The accumulated experiences of being marginalized as Doms and antagonized as Christians led them to actively work towards mobilizing the Dalits and Adivasis for April 14, 2024. Small churches also played a significant role in supporting the April 14 celebration in 2024 in Damanjodi by holding the Sunday service early in the morning and encouraging their congregations (largely Dalit Christians) to go and participate in the rally. On previous nights, to intimidate them, right-wing forces had placed saffron flags all over the town. However, the Dom people in Damanjodi asserted their claim to public space by placing Baba Saheb’s posters and blue flags across the towns, right next to the saffron posters and flags. The event was a successful one, with more than 4000 people gathering for the rally from all the nearby villages who danced to the Desia Baja and the DJs waving blue flags and giving Jai Bhim slogans for more than two kilometers. These are the initial years of such large-scale rallies and the making of Ambedkarite public and it would be crucial to witness what emerges out of these mobilizations in the coming years.

References

Behera, A. (2017). Development as a Source of Conflict: The Sahukars, Displaced People and the Maoists in Koraput. Round Table (London), 106(5), 543–556. https://doi.org/10.1080/00358533.2017.1368918.

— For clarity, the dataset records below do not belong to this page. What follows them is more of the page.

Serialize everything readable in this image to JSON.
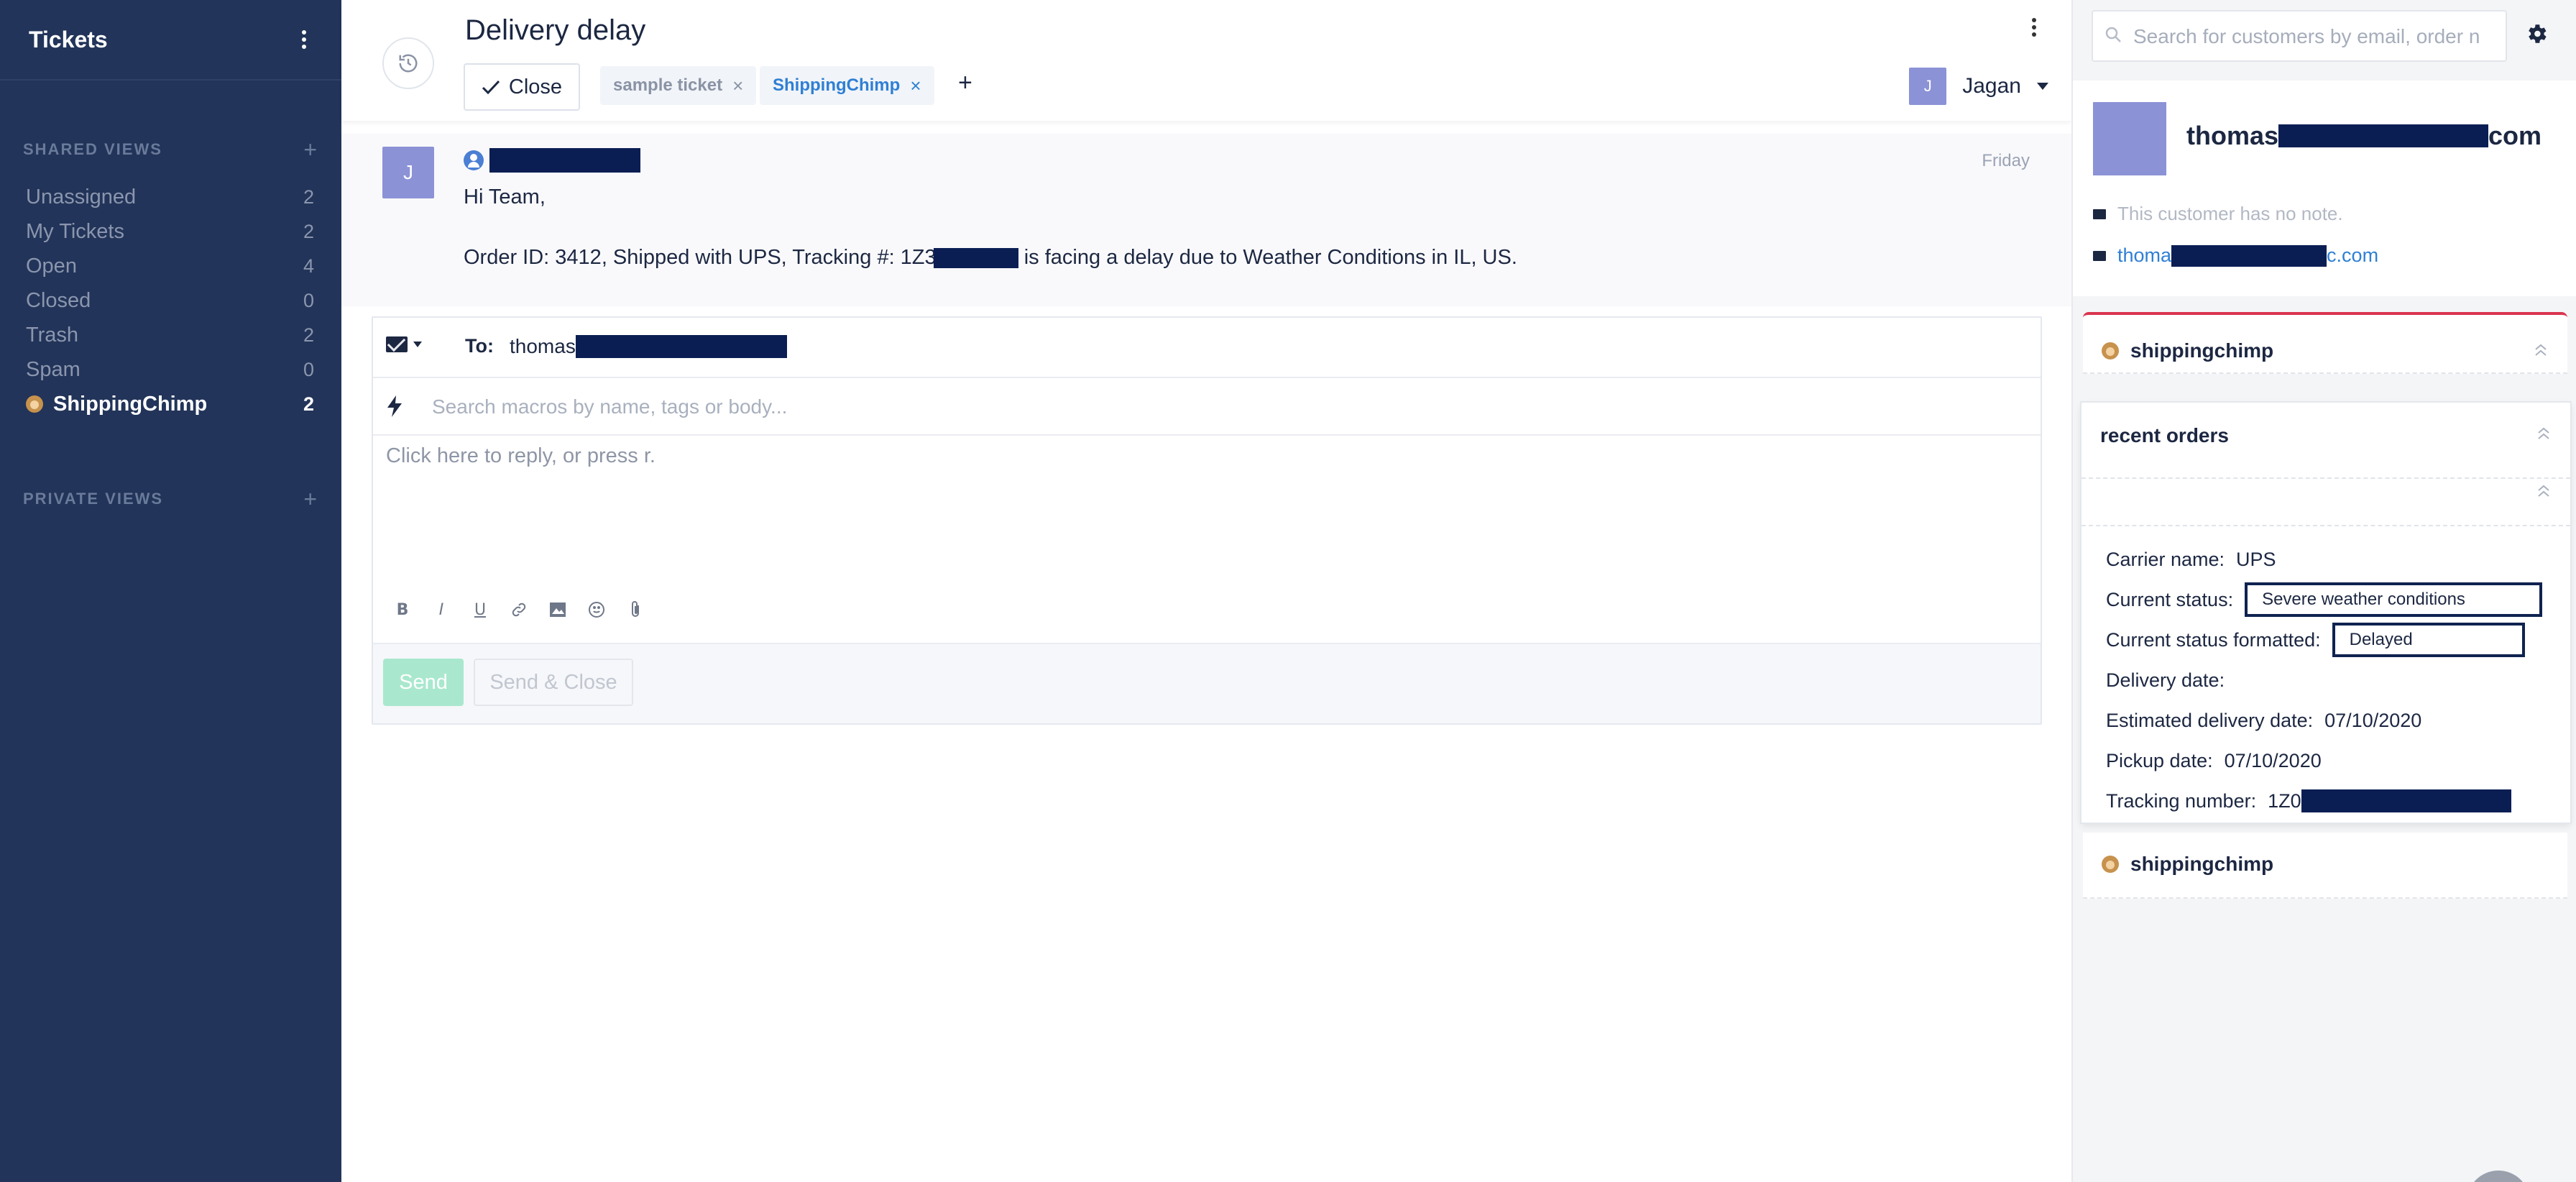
{
  "sidebar": {
    "title": "Tickets",
    "shared_views_label": "SHARED VIEWS",
    "private_views_label": "PRIVATE VIEWS",
    "add_symbol": "+",
    "items": [
      {
        "label": "Unassigned",
        "count": "2"
      },
      {
        "label": "My Tickets",
        "count": "2"
      },
      {
        "label": "Open",
        "count": "4"
      },
      {
        "label": "Closed",
        "count": "0"
      },
      {
        "label": "Trash",
        "count": "2"
      },
      {
        "label": "Spam",
        "count": "0"
      },
      {
        "label": "ShippingChimp",
        "count": "2",
        "icon": "monkey-icon",
        "active": true
      }
    ]
  },
  "ticket": {
    "title": "Delivery delay",
    "close_label": "Close",
    "tags": [
      {
        "label": "sample ticket",
        "remove": "×"
      },
      {
        "label": "ShippingChimp",
        "remove": "×"
      }
    ],
    "add_tag": "+",
    "assignee": {
      "initial": "J",
      "name": "Jagan"
    }
  },
  "message": {
    "avatar_initial": "J",
    "date": "Friday",
    "greeting": "Hi Team,",
    "body_before": "Order ID: 3412, Shipped with UPS, Tracking #: 1Z3",
    "body_after": " is facing a delay due to Weather Conditions in IL, US."
  },
  "reply": {
    "to_label": "To:",
    "to_value": "thomas",
    "macro_placeholder": "Search macros by name, tags or body...",
    "reply_placeholder": "Click here to reply, or press r.",
    "send_label": "Send",
    "send_close_label": "Send & Close",
    "toolbar": [
      "bold-icon",
      "italic-icon",
      "underline-icon",
      "link-icon",
      "image-icon",
      "emoji-icon",
      "attachment-icon"
    ]
  },
  "right_panel": {
    "search_placeholder": "Search for customers by email, order n",
    "customer": {
      "name_prefix": "thomas",
      "name_suffix": "com",
      "note": "This customer has no note.",
      "email_prefix": "thoma",
      "email_suffix": "c.com"
    },
    "widget_1_title": "shippingchimp",
    "orders_title": "recent orders",
    "fields": {
      "carrier_label": "Carrier name:",
      "carrier_value": "UPS",
      "status_label": "Current status:",
      "status_value": "Severe weather conditions",
      "status_formatted_label": "Current status formatted:",
      "status_formatted_value": "Delayed",
      "delivery_date_label": "Delivery date:",
      "estimated_label": "Estimated delivery date:",
      "estimated_value": "07/10/2020",
      "pickup_label": "Pickup date:",
      "pickup_value": "07/10/2020",
      "tracking_label": "Tracking number:",
      "tracking_value": "1Z0"
    },
    "widget_2_title": "shippingchimp"
  },
  "colors": {
    "sidebar_bg": "#223459",
    "accent_blue": "#2f7fd4",
    "avatar": "#8b92d6",
    "send_disabled": "#a9e8ce",
    "redaction": "#0b1e54",
    "widget_accent": "#d9344e"
  }
}
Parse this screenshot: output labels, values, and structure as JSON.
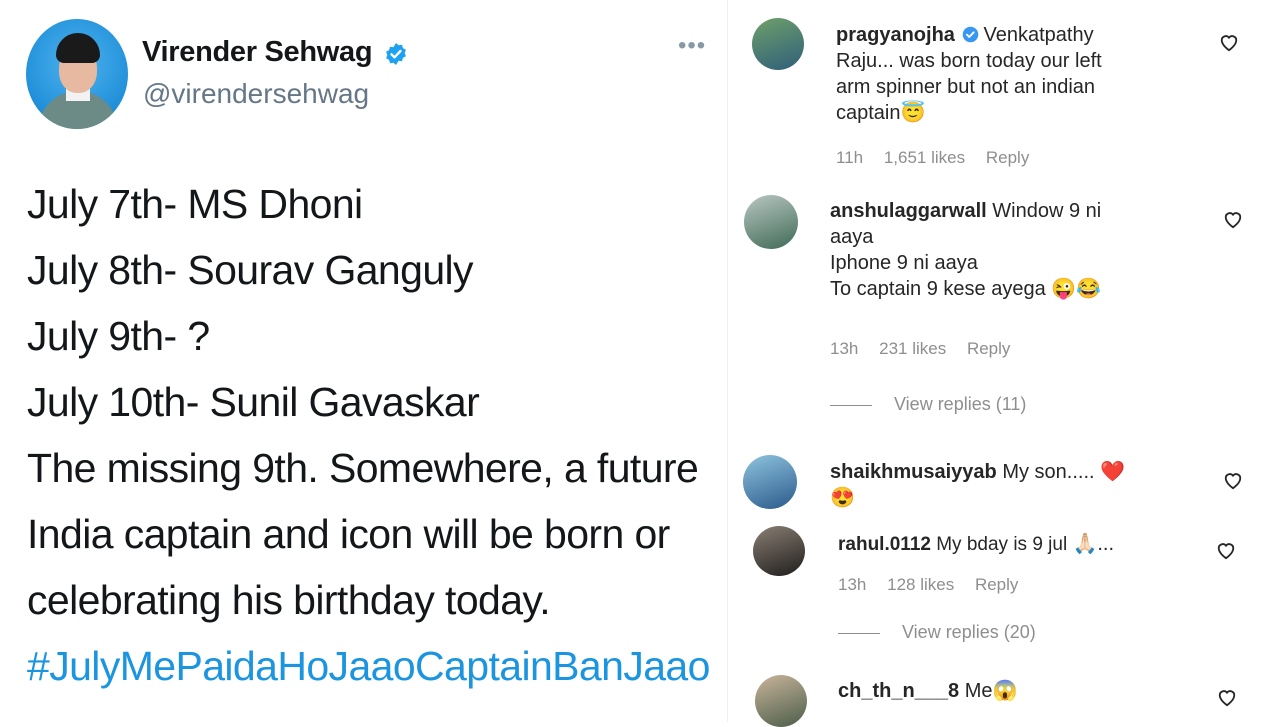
{
  "tweet": {
    "name": "Virender Sehwag",
    "handle": "@virendersehwag",
    "more_label": "•••",
    "lines": [
      "July 7th- MS Dhoni",
      "July 8th- Sourav Ganguly",
      "July 9th- ?",
      "July 10th- Sunil Gavaskar",
      "The missing 9th. Somewhere, a future",
      "India captain and icon will be born or",
      "celebrating his birthday today."
    ],
    "hashtag": "#JulyMePaidaHoJaaoCaptainBanJaao"
  },
  "comments": [
    {
      "username": "pragyanojha",
      "verified": true,
      "text_lines": [
        "Venkatpathy",
        "Raju... was born today our left",
        "arm spinner but not an indian",
        "captain"
      ],
      "emoji": "😇",
      "time": "11h",
      "likes": "1,651 likes",
      "reply": "Reply"
    },
    {
      "username": "anshulaggarwall",
      "text_lines": [
        "Window 9 ni",
        "aaya",
        "Iphone 9 ni aaya",
        "To captain 9 kese ayega"
      ],
      "emoji": "😜😂",
      "time": "13h",
      "likes": "231 likes",
      "reply": "Reply",
      "view_replies": "View replies (11)"
    },
    {
      "username": "shaikhmusaiyyab",
      "text_lines": [
        "My son....."
      ],
      "emoji": "❤️",
      "emoji2": "😍"
    },
    {
      "username": "rahul.0112",
      "text_lines": [
        "My bday is 9 jul"
      ],
      "emoji": "🙏🏻...",
      "time": "13h",
      "likes": "128 likes",
      "reply": "Reply",
      "view_replies": "View replies (20)"
    },
    {
      "username": "ch_th_n___8",
      "text_lines": [
        "Me"
      ],
      "emoji": "😱"
    }
  ],
  "icons": {
    "verified": "verified-badge-icon",
    "heart": "heart-outline-icon",
    "more": "more-horizontal-icon"
  },
  "colors": {
    "hashtag": "#1b95e0",
    "verified": "#1da1f2",
    "meta": "#8e8e8e"
  }
}
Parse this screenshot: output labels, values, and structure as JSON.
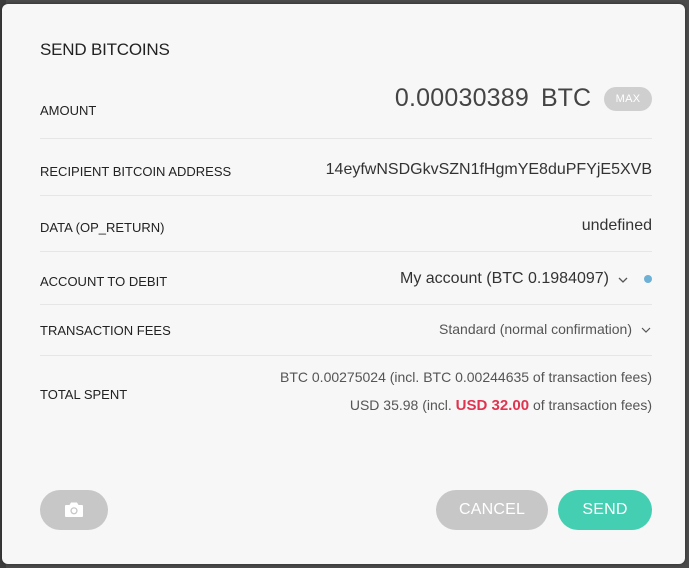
{
  "modal": {
    "title": "SEND BITCOINS"
  },
  "amount": {
    "label": "AMOUNT",
    "value": "0.00030389",
    "unit": "BTC",
    "max_label": "MAX"
  },
  "recipient": {
    "label": "RECIPIENT BITCOIN ADDRESS",
    "value": "14eyfwNSDGkvSZN1fHgmYE8duPFYjE5XVB"
  },
  "data_field": {
    "label": "DATA (OP_RETURN)",
    "value": "undefined"
  },
  "account": {
    "label": "ACCOUNT TO DEBIT",
    "value": "My account (BTC 0.1984097)",
    "status_color": "#6eb1d6"
  },
  "fees": {
    "label": "TRANSACTION FEES",
    "value": "Standard (normal confirmation)"
  },
  "total": {
    "label": "TOTAL SPENT",
    "btc_line": "BTC 0.00275024 (incl. BTC 0.00244635 of transaction fees)",
    "usd_prefix": "USD 35.98 (incl.",
    "usd_fee": "USD 32.00",
    "usd_suffix": "of transaction fees)",
    "fee_color": "#e0334f"
  },
  "buttons": {
    "camera_icon": "camera-icon",
    "cancel_label": "CANCEL",
    "send_label": "SEND",
    "send_color": "#45cfb2"
  }
}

Gorringe, H. (2017). Symbolism Over Substance? In Panthers in Parliament. Oxford University Press. https://doi.org/10.1093/acprof:oso/9780199468157.003.0006.

Jaoul, N. (2006). Learning the use of symbolic means: Dalits, Ambedkar statues and the state in Uttar Pradesh. Contributions to Indian Sociology, 40(2), 175–207. https://doi.org/10.1177/006996670604000202.

Malik, S. K. (2021). Genesis, Historicity and Persistence of Dalit Protest Literature and Movements in Odisha. Contemporary Voice of Dalit, 13(1), 81–94. https://doi.org/10.1177/2455328X20987370

Pati, B. (1990). Koraput: Perceptions in a Changing Society. Economic and Political Weekly, 25(18/19), 986–988.

Pfeffer, G. (2014). Ethnographies of States and Tribes in Highland Odisha. Asian Folklore Studies, 73(1/2), 259-.

Zelliot, E. (2013). Ambedkar’s world : the making of Babasaheb and the dalit movement. Navayana.